Poi si parte tardi. Con la barca di Vlada attaccata a Serena e Vlada a bordo con me. Dopo pochi km vediamo un tipo che si sbraccia, una barca, una bella spiaggetta sotto una sponda alta ed un pentolone sul fuoco. Scambia parole allegre con Vlada e ci invita a bere qualcosa.
Si chiama Batan, ha 51 anni, è uno dei lupi del Danubio, Duna, qui. Vive per 7 mesi all’anno in questo campo che si è costruito, nel quale non manca nulla, di quel che serve veramente, in totale rispetto della natura. Persona bella, anarchica, con tante canne da pesca e astuzie da eremita sociale.
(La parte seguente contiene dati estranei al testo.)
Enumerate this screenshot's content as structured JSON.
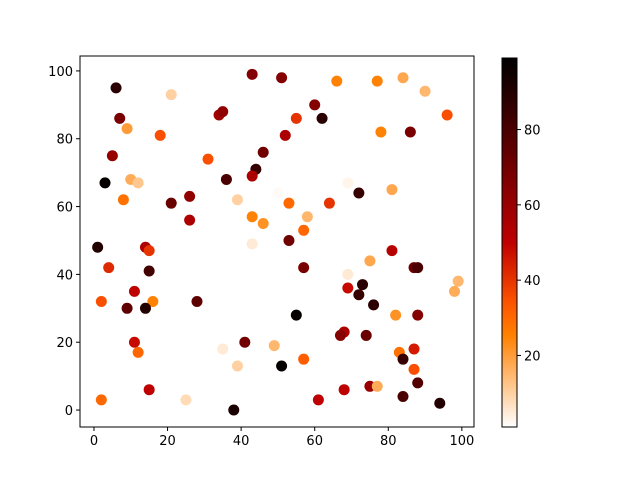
{
  "chart_data": {
    "type": "scatter",
    "title": "",
    "xlabel": "",
    "ylabel": "",
    "xlim": [
      -3.8,
      103.3
    ],
    "ylim": [
      -5,
      104.4
    ],
    "xticks": [
      0,
      20,
      40,
      60,
      80,
      100
    ],
    "yticks": [
      0,
      20,
      40,
      60,
      80,
      100
    ],
    "grid": false,
    "colormap": "gist_heat_r",
    "color_range": [
      1,
      99
    ],
    "colorbar_ticks": [
      20,
      40,
      60,
      80
    ],
    "points": [
      {
        "x": 6,
        "y": 95,
        "c": 88
      },
      {
        "x": 21,
        "y": 93,
        "c": 10
      },
      {
        "x": 7,
        "y": 86,
        "c": 68
      },
      {
        "x": 9,
        "y": 83,
        "c": 20
      },
      {
        "x": 18,
        "y": 81,
        "c": 35
      },
      {
        "x": 5,
        "y": 75,
        "c": 60
      },
      {
        "x": 3,
        "y": 67,
        "c": 98
      },
      {
        "x": 10,
        "y": 68,
        "c": 17
      },
      {
        "x": 12,
        "y": 67,
        "c": 12
      },
      {
        "x": 8,
        "y": 62,
        "c": 28
      },
      {
        "x": 21,
        "y": 61,
        "c": 72
      },
      {
        "x": 26,
        "y": 63,
        "c": 62
      },
      {
        "x": 26,
        "y": 56,
        "c": 55
      },
      {
        "x": 31,
        "y": 74,
        "c": 35
      },
      {
        "x": 34,
        "y": 87,
        "c": 58
      },
      {
        "x": 35,
        "y": 88,
        "c": 62
      },
      {
        "x": 43,
        "y": 99,
        "c": 65
      },
      {
        "x": 36,
        "y": 68,
        "c": 80
      },
      {
        "x": 44,
        "y": 71,
        "c": 85
      },
      {
        "x": 43,
        "y": 69,
        "c": 55
      },
      {
        "x": 46,
        "y": 76,
        "c": 70
      },
      {
        "x": 39,
        "y": 62,
        "c": 10
      },
      {
        "x": 43,
        "y": 57,
        "c": 25
      },
      {
        "x": 46,
        "y": 55,
        "c": 22
      },
      {
        "x": 43,
        "y": 49,
        "c": 5
      },
      {
        "x": 51,
        "y": 98,
        "c": 65
      },
      {
        "x": 55,
        "y": 86,
        "c": 40
      },
      {
        "x": 52,
        "y": 81,
        "c": 55
      },
      {
        "x": 60,
        "y": 90,
        "c": 65
      },
      {
        "x": 62,
        "y": 86,
        "c": 88
      },
      {
        "x": 66,
        "y": 97,
        "c": 25
      },
      {
        "x": 77,
        "y": 97,
        "c": 25
      },
      {
        "x": 84,
        "y": 98,
        "c": 18
      },
      {
        "x": 90,
        "y": 94,
        "c": 15
      },
      {
        "x": 96,
        "y": 87,
        "c": 35
      },
      {
        "x": 78,
        "y": 82,
        "c": 25
      },
      {
        "x": 86,
        "y": 82,
        "c": 68
      },
      {
        "x": 72,
        "y": 64,
        "c": 85
      },
      {
        "x": 69,
        "y": 67,
        "c": 3
      },
      {
        "x": 81,
        "y": 65,
        "c": 18
      },
      {
        "x": 64,
        "y": 61,
        "c": 40
      },
      {
        "x": 53,
        "y": 61,
        "c": 30
      },
      {
        "x": 58,
        "y": 57,
        "c": 15
      },
      {
        "x": 57,
        "y": 53,
        "c": 30
      },
      {
        "x": 53,
        "y": 50,
        "c": 70
      },
      {
        "x": 50,
        "y": 64,
        "c": 2
      },
      {
        "x": 1,
        "y": 48,
        "c": 90
      },
      {
        "x": 14,
        "y": 48,
        "c": 55
      },
      {
        "x": 15,
        "y": 47,
        "c": 40
      },
      {
        "x": 4,
        "y": 42,
        "c": 42
      },
      {
        "x": 15,
        "y": 41,
        "c": 82
      },
      {
        "x": 11,
        "y": 35,
        "c": 50
      },
      {
        "x": 2,
        "y": 32,
        "c": 35
      },
      {
        "x": 16,
        "y": 32,
        "c": 25
      },
      {
        "x": 28,
        "y": 32,
        "c": 75
      },
      {
        "x": 9,
        "y": 30,
        "c": 75
      },
      {
        "x": 14,
        "y": 30,
        "c": 90
      },
      {
        "x": 11,
        "y": 20,
        "c": 48
      },
      {
        "x": 12,
        "y": 17,
        "c": 30
      },
      {
        "x": 35,
        "y": 18,
        "c": 5
      },
      {
        "x": 41,
        "y": 20,
        "c": 70
      },
      {
        "x": 49,
        "y": 19,
        "c": 15
      },
      {
        "x": 39,
        "y": 13,
        "c": 10
      },
      {
        "x": 15,
        "y": 6,
        "c": 50
      },
      {
        "x": 2,
        "y": 3,
        "c": 30
      },
      {
        "x": 25,
        "y": 3,
        "c": 8
      },
      {
        "x": 38,
        "y": 0,
        "c": 92
      },
      {
        "x": 81,
        "y": 47,
        "c": 52
      },
      {
        "x": 75,
        "y": 44,
        "c": 18
      },
      {
        "x": 57,
        "y": 42,
        "c": 68
      },
      {
        "x": 87,
        "y": 42,
        "c": 72
      },
      {
        "x": 88,
        "y": 42,
        "c": 80
      },
      {
        "x": 69,
        "y": 40,
        "c": 5
      },
      {
        "x": 99,
        "y": 38,
        "c": 15
      },
      {
        "x": 98,
        "y": 35,
        "c": 17
      },
      {
        "x": 69,
        "y": 36,
        "c": 48
      },
      {
        "x": 73,
        "y": 37,
        "c": 88
      },
      {
        "x": 72,
        "y": 34,
        "c": 85
      },
      {
        "x": 76,
        "y": 31,
        "c": 88
      },
      {
        "x": 55,
        "y": 28,
        "c": 98
      },
      {
        "x": 82,
        "y": 28,
        "c": 22
      },
      {
        "x": 88,
        "y": 28,
        "c": 65
      },
      {
        "x": 68,
        "y": 23,
        "c": 55
      },
      {
        "x": 67,
        "y": 22,
        "c": 65
      },
      {
        "x": 74,
        "y": 22,
        "c": 72
      },
      {
        "x": 87,
        "y": 18,
        "c": 45
      },
      {
        "x": 83,
        "y": 17,
        "c": 28
      },
      {
        "x": 84,
        "y": 15,
        "c": 85
      },
      {
        "x": 57,
        "y": 15,
        "c": 32
      },
      {
        "x": 51,
        "y": 13,
        "c": 98
      },
      {
        "x": 87,
        "y": 12,
        "c": 35
      },
      {
        "x": 88,
        "y": 8,
        "c": 78
      },
      {
        "x": 75,
        "y": 7,
        "c": 60
      },
      {
        "x": 77,
        "y": 7,
        "c": 17
      },
      {
        "x": 68,
        "y": 6,
        "c": 50
      },
      {
        "x": 84,
        "y": 4,
        "c": 80
      },
      {
        "x": 61,
        "y": 3,
        "c": 50
      },
      {
        "x": 94,
        "y": 2,
        "c": 90
      }
    ]
  }
}
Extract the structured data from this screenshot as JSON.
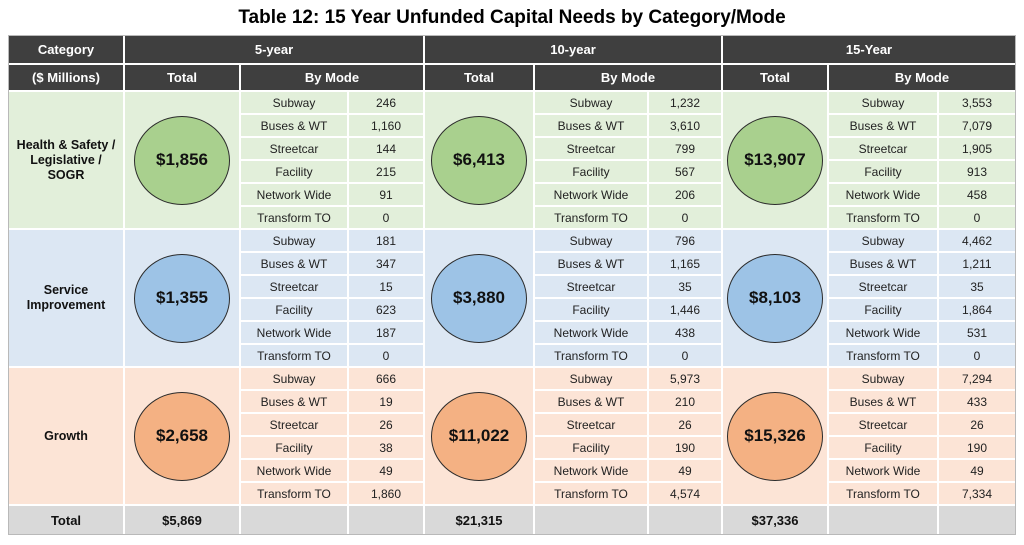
{
  "title": "Table 12: 15 Year Unfunded Capital Needs by Category/Mode",
  "colors": {
    "header_bg": "#3f3f3f",
    "header_text": "#ffffff",
    "footer_row_bg": "#d9d9d9",
    "grid_line": "#ffffff",
    "green_bg": "#e2efda",
    "green_circle": "#a9d08e",
    "blue_bg": "#dce7f3",
    "blue_circle": "#9dc3e6",
    "orange_bg": "#fce4d6",
    "orange_circle": "#f4b183"
  },
  "header": {
    "category_label": "Category",
    "units_label": "($ Millions)",
    "total_label": "Total",
    "by_mode_label": "By Mode",
    "periods": [
      "5-year",
      "10-year",
      "15-Year"
    ]
  },
  "mode_names": [
    "Subway",
    "Buses & WT",
    "Streetcar",
    "Facility",
    "Network Wide",
    "Transform TO"
  ],
  "rows": [
    {
      "category": "Health & Safety / Legislative / SOGR",
      "bg_color": "#e2efda",
      "circle_color": "#a9d08e",
      "periods": [
        {
          "total": "$1,856",
          "values": [
            "246",
            "1,160",
            "144",
            "215",
            "91",
            "0"
          ]
        },
        {
          "total": "$6,413",
          "values": [
            "1,232",
            "3,610",
            "799",
            "567",
            "206",
            "0"
          ]
        },
        {
          "total": "$13,907",
          "values": [
            "3,553",
            "7,079",
            "1,905",
            "913",
            "458",
            "0"
          ]
        }
      ]
    },
    {
      "category": "Service Improvement",
      "bg_color": "#dce7f3",
      "circle_color": "#9dc3e6",
      "periods": [
        {
          "total": "$1,355",
          "values": [
            "181",
            "347",
            "15",
            "623",
            "187",
            "0"
          ]
        },
        {
          "total": "$3,880",
          "values": [
            "796",
            "1,165",
            "35",
            "1,446",
            "438",
            "0"
          ]
        },
        {
          "total": "$8,103",
          "values": [
            "4,462",
            "1,211",
            "35",
            "1,864",
            "531",
            "0"
          ]
        }
      ]
    },
    {
      "category": "Growth",
      "bg_color": "#fce4d6",
      "circle_color": "#f4b183",
      "periods": [
        {
          "total": "$2,658",
          "values": [
            "666",
            "19",
            "26",
            "38",
            "49",
            "1,860"
          ]
        },
        {
          "total": "$11,022",
          "values": [
            "5,973",
            "210",
            "26",
            "190",
            "49",
            "4,574"
          ]
        },
        {
          "total": "$15,326",
          "values": [
            "7,294",
            "433",
            "26",
            "190",
            "49",
            "7,334"
          ]
        }
      ]
    }
  ],
  "footer": {
    "label": "Total",
    "totals": [
      "$5,869",
      "$21,315",
      "$37,336"
    ]
  }
}
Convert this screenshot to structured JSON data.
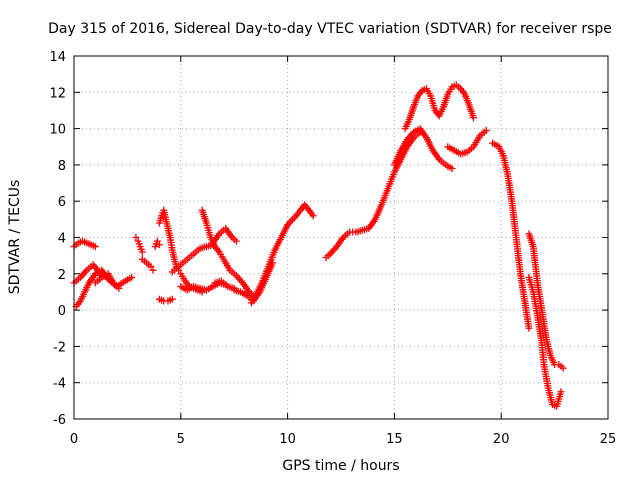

Sigarette, sljivovica e caffè gli arrivano da chi passa. Per tutto il resto c’è il grande fiume. E madre natura. Siamo felici e Leon gli fa un bel ritratto che lui attacca sul frigo, che è una dispensa senza elettricità. Grande Batan.
Siamo sempre tra Croazia, sponda destra e ancora molte spiagge minate, e Serbia, a sinistra e sminata.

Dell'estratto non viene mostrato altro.